Ebb Tide
a poem and some thoughts for this time
This past week has been surreal, watching the unmitigated flare of war and death far away, while experiencing the joy of caring for two young pups here at home.
I know enough of history to watch with dread, mesmerized by seeing the West make the mistakes of 1938 in a situation that, from Russia, must in some ways more closely resemble the tensions of 1917. And yet it is neither, but rather a product of our own time, which must be played out without knowledge of the outcome.
For myself, perhaps I read the trauma and angst of my own life too closely into larger events, but it seems impossible to do otherwise. Years ago, my opposition to the US’s actions in Iraq and Afghanistan led to years of large silence between myself and my father. Call it empathy or sensitivity or what you will, I cannot but feel the distant pain and the injustice.
I wrote the following poem last night in response to all of this.
Ebbing Tide
The moon is young tonight. My heart is sore.
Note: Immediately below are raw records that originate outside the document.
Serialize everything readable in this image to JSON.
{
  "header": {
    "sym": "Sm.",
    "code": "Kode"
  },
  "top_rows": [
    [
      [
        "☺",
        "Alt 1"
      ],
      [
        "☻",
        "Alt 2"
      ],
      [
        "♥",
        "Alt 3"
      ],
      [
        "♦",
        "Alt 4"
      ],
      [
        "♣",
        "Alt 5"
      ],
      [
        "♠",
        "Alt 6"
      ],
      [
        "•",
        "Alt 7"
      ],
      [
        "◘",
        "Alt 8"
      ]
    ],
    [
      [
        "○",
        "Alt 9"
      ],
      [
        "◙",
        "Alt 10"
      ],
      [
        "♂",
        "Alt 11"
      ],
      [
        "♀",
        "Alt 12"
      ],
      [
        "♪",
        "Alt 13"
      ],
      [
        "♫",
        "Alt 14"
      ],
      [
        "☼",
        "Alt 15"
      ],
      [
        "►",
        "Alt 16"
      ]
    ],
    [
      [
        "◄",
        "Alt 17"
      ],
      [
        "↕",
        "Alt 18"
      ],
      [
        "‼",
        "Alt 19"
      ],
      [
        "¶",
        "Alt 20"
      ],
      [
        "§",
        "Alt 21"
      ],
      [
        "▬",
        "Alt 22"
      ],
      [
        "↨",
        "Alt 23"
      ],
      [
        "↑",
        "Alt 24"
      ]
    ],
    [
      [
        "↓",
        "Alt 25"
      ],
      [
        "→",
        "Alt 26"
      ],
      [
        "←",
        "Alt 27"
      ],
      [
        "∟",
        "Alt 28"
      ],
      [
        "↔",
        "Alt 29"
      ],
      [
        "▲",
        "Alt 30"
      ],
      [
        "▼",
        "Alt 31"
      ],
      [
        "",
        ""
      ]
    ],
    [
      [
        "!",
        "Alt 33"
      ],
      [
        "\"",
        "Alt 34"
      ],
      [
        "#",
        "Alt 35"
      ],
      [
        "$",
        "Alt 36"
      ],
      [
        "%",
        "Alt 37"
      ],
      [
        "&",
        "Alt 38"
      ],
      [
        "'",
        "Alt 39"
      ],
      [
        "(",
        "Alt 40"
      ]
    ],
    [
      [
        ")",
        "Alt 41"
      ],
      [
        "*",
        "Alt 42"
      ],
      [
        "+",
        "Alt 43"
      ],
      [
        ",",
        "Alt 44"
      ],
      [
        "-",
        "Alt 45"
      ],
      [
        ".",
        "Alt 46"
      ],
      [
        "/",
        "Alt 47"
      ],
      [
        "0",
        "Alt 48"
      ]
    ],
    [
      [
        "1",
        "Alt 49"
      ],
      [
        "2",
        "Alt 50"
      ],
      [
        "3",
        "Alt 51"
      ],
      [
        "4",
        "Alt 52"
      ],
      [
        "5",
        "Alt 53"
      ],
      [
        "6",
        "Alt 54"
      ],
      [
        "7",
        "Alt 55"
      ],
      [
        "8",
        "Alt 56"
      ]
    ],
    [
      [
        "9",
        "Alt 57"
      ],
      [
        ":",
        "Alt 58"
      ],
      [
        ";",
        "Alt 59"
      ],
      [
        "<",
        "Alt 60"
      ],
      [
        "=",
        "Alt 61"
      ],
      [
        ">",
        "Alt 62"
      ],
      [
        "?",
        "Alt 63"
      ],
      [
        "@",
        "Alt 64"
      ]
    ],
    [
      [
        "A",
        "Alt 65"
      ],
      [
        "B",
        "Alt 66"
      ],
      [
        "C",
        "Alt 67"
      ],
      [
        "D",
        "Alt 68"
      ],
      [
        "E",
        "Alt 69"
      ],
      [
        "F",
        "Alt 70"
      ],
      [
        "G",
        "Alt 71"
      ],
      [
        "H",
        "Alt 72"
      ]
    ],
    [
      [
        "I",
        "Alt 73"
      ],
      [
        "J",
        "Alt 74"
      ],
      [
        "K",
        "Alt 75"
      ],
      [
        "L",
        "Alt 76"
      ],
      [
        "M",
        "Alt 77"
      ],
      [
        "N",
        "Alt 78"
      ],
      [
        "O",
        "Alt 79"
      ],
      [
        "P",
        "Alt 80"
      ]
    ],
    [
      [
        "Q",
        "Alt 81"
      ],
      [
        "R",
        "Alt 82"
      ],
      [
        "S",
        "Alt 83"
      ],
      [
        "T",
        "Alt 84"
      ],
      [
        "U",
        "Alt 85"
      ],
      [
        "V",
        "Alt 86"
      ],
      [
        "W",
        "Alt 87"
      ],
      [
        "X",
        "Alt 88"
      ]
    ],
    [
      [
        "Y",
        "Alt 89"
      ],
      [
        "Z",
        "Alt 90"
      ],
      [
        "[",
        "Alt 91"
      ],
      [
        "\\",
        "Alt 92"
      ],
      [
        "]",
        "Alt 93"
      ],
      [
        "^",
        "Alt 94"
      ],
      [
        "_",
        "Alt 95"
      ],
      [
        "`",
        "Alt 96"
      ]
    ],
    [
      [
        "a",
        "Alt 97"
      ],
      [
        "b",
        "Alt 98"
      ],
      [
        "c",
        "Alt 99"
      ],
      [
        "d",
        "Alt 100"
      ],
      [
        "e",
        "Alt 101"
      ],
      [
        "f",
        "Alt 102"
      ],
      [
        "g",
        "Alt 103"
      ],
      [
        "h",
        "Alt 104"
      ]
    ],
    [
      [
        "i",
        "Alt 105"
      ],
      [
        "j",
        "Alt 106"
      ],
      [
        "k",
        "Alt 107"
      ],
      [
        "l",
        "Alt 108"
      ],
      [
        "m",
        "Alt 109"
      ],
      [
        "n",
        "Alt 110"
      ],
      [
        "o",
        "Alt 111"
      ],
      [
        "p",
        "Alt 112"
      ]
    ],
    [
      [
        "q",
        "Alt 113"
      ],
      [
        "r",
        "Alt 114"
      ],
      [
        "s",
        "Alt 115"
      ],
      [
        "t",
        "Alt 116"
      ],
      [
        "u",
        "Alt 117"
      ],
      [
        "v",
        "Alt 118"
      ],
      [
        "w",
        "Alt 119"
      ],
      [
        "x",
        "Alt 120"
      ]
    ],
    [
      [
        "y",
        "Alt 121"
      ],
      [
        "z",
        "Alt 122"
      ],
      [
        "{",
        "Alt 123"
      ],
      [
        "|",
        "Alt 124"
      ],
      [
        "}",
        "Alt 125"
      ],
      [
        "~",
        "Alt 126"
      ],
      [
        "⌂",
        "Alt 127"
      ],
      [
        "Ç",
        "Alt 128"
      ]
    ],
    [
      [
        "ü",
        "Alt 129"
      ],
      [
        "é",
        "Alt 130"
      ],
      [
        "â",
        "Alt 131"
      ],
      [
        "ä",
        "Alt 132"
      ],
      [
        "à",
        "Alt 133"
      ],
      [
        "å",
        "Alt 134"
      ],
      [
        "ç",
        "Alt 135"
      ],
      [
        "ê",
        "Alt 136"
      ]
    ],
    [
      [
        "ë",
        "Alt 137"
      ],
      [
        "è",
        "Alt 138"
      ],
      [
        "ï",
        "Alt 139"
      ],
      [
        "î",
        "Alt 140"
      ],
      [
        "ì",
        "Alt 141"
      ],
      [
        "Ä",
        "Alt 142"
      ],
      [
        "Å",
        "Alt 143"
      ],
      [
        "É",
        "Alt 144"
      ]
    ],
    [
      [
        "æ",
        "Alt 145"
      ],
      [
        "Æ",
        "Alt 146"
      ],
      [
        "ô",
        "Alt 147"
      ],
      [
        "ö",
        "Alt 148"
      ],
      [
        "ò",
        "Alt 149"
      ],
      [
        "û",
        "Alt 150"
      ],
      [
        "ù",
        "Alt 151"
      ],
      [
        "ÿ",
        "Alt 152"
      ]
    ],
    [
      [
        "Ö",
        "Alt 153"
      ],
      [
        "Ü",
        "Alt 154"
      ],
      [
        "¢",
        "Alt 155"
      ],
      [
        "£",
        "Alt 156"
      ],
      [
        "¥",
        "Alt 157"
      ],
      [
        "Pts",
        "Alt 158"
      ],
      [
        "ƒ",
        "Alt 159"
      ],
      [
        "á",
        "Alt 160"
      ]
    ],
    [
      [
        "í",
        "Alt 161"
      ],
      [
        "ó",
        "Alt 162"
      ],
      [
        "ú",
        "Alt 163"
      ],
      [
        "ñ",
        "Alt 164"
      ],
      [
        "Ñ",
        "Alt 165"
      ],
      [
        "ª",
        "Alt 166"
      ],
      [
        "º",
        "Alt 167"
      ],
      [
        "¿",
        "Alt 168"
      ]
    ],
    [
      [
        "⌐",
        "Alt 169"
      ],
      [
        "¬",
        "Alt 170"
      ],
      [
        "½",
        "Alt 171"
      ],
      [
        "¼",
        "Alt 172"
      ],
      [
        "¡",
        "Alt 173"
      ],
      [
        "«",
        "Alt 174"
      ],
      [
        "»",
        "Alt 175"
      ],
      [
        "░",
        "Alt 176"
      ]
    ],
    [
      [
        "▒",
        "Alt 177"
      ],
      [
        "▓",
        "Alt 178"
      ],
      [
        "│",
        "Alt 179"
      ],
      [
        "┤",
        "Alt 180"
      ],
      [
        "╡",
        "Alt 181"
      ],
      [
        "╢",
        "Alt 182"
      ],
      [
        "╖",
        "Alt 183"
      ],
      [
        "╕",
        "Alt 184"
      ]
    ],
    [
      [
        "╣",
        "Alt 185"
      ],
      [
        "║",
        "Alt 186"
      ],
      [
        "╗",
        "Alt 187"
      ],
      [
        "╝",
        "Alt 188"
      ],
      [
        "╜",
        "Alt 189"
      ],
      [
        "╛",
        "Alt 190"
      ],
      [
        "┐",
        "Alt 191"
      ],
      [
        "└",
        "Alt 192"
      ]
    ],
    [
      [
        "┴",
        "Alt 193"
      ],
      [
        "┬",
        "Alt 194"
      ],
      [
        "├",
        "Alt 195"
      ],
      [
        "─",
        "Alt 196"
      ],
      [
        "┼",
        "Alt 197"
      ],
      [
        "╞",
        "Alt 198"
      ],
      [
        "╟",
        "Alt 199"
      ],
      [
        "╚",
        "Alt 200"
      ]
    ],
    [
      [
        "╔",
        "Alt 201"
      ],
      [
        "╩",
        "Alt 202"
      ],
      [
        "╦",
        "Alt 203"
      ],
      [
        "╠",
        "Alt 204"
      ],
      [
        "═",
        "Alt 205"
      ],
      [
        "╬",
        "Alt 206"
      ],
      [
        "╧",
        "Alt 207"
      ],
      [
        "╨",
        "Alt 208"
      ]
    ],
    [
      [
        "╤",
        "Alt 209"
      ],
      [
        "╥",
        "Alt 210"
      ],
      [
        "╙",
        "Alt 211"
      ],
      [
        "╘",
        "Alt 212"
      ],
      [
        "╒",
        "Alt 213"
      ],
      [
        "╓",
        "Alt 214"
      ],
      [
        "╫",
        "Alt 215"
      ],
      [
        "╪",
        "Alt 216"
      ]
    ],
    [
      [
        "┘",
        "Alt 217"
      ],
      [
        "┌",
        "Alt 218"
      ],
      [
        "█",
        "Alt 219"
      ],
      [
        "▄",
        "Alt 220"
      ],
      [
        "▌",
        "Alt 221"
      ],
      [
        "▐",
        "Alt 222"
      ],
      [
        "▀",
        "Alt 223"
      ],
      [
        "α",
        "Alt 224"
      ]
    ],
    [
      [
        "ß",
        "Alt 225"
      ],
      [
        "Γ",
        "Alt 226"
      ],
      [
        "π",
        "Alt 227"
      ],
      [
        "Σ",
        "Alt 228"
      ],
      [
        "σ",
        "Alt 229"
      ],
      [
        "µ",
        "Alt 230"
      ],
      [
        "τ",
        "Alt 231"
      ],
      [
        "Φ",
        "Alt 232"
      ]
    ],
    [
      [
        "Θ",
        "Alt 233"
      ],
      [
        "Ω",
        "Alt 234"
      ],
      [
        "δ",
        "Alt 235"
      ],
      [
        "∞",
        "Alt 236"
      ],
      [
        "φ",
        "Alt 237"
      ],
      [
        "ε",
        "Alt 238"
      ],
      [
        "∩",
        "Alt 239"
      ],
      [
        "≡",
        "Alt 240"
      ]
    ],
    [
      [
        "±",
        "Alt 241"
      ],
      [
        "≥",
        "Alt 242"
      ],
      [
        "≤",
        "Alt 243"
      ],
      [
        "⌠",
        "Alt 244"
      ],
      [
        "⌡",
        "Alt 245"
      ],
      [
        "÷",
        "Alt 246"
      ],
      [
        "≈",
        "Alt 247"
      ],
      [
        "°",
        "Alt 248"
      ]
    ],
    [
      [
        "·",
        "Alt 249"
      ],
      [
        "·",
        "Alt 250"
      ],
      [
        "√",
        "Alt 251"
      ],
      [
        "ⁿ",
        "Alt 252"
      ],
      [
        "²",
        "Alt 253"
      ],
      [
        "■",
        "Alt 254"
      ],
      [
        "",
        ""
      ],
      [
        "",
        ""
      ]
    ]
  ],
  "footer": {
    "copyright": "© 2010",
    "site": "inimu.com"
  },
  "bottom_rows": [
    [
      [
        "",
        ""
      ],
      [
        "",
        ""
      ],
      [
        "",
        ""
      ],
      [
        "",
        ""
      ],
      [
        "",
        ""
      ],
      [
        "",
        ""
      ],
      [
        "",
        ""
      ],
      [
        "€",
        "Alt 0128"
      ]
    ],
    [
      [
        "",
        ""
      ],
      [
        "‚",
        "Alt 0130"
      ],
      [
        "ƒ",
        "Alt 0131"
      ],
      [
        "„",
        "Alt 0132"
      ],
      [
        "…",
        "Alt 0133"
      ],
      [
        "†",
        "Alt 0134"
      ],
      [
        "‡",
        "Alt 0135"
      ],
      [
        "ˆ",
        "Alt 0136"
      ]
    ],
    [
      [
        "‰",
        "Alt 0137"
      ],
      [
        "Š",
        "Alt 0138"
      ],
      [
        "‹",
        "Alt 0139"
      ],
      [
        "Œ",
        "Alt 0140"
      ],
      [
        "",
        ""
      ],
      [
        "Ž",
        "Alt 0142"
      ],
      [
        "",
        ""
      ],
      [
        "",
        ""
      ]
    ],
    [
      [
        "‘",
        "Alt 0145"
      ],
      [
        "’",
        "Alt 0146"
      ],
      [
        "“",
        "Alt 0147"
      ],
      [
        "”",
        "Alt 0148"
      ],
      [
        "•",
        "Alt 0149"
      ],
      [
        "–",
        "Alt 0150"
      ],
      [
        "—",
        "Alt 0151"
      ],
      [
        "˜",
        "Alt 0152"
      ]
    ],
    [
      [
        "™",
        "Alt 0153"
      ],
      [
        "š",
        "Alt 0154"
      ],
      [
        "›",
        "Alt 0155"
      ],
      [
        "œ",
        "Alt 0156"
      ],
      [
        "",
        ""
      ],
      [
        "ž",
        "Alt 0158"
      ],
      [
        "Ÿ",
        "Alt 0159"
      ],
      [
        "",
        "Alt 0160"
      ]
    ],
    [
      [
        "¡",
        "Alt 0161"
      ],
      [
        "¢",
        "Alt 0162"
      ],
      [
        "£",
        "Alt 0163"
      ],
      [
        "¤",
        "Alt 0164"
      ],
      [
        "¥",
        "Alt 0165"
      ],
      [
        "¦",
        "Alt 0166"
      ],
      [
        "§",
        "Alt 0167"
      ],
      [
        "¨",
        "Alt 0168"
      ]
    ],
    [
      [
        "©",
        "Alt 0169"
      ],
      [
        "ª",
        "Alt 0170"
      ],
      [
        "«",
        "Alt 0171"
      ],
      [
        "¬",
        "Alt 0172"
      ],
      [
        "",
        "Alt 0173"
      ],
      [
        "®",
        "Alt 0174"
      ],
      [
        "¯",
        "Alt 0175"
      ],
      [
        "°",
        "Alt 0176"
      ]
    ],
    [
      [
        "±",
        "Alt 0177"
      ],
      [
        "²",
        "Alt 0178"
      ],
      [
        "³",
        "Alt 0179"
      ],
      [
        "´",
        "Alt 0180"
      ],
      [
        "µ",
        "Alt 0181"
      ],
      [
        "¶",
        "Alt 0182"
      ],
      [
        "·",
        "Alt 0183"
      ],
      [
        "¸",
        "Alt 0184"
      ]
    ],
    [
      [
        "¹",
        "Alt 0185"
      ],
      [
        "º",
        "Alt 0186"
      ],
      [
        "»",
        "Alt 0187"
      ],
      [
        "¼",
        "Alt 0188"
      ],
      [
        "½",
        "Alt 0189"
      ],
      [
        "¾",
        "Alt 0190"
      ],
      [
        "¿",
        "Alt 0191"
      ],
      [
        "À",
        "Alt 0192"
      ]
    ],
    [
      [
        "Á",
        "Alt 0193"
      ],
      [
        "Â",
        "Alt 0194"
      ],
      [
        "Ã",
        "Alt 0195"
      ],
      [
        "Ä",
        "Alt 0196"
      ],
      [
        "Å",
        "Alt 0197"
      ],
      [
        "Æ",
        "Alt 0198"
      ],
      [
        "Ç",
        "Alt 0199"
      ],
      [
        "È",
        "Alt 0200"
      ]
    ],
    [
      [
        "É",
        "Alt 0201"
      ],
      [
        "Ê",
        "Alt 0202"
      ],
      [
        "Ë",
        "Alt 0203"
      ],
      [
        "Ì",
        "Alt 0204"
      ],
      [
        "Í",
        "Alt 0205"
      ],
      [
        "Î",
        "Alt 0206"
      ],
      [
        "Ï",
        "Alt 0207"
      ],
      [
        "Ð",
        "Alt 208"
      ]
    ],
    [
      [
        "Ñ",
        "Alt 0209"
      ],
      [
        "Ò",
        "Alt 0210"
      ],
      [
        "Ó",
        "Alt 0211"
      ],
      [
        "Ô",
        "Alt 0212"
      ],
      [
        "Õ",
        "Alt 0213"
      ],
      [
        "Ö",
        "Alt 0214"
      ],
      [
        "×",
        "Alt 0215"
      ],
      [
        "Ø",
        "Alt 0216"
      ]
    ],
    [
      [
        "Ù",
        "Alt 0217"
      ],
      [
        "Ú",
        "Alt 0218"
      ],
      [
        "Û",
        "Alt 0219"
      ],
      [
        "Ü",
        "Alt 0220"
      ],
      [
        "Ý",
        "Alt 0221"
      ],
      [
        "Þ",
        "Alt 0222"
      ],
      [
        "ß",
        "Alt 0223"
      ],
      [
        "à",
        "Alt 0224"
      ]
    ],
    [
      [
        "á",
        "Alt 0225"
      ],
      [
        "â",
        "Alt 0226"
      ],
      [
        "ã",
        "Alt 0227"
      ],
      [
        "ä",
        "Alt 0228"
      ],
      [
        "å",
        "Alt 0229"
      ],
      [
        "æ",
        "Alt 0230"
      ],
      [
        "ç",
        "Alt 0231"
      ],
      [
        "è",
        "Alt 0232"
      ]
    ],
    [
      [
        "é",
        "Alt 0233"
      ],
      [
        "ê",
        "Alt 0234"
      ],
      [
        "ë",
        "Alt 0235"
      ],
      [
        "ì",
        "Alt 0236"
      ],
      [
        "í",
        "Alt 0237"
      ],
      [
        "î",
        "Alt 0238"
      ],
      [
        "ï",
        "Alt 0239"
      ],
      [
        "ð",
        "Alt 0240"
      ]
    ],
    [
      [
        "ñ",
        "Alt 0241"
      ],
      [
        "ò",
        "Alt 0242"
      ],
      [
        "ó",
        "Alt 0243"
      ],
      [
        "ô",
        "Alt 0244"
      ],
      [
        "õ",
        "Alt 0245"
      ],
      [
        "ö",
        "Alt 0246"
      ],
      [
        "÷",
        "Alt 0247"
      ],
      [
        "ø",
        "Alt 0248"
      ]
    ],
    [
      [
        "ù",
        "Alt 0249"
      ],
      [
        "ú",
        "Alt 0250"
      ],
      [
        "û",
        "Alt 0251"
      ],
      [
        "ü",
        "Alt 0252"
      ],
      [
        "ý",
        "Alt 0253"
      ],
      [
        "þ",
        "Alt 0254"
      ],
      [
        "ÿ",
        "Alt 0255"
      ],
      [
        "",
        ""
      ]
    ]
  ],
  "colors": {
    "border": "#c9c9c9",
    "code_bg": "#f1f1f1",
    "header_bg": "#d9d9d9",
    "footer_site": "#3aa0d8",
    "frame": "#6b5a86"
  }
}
I feel the ebbing of so many lives.
So far away they are and yet my soul
Stands still, demanding silence while it counts
Obsessively the heartbeats that it hears.
They falter and fall silent. Though I have
Few tears, for I ceased crying long ago,
My heart is listening for pain, for grief,
For death.
Tonight the ocean of our lives
Is on the ebb, and waves fall back from shore,
And I, a drop within its vastness, yet can feel
The diminution.
Say that courage reigns,
And hearts beat stronger to oppose the foe,
And right shall be victorious over death.
Do I believe these things? Indeed I do,
For they have been my never-ending faiths
That kept me facing life-ward through dark years.
Yet let my dry eyes weep the falling tide
Tonight, the salt tears that we share from soul
To soul, for we are one. I see the moon
Is young and takes its rest beneath the hills,
But we are ancient and must fight to live.
I have written a few other things recently, but I think I will put them into a separate post… perhaps later this week. I only just realized that I have a backlog of additional haiku from my recent experiments. I shall have to look them over for a post of their own!
A long time ago I traveled to Normandy. To see a solar eclipse. But we had some more time and drove around a bit. As a Dutch boy, I learned about World War 2. About the agressor, and about the heroes. Then in Normandy, by accident, I found a German military cemetary. I wandered among the graves, reading the headstones. Boys, they were. All of them. 18, 19, 20 years old. Lost lives. It was a very vivid reminder that war knows only losers. It is never a good solution. Let's hope this one ends quickly. For us, it's very close. We are raising funds in the school's community to help with caring for the refugees that are here. Some friends of ours are even hosting refugees, some of which sleep on an air-matress we loaned them. It's very, very close for us. But yet, still far away. Strange days.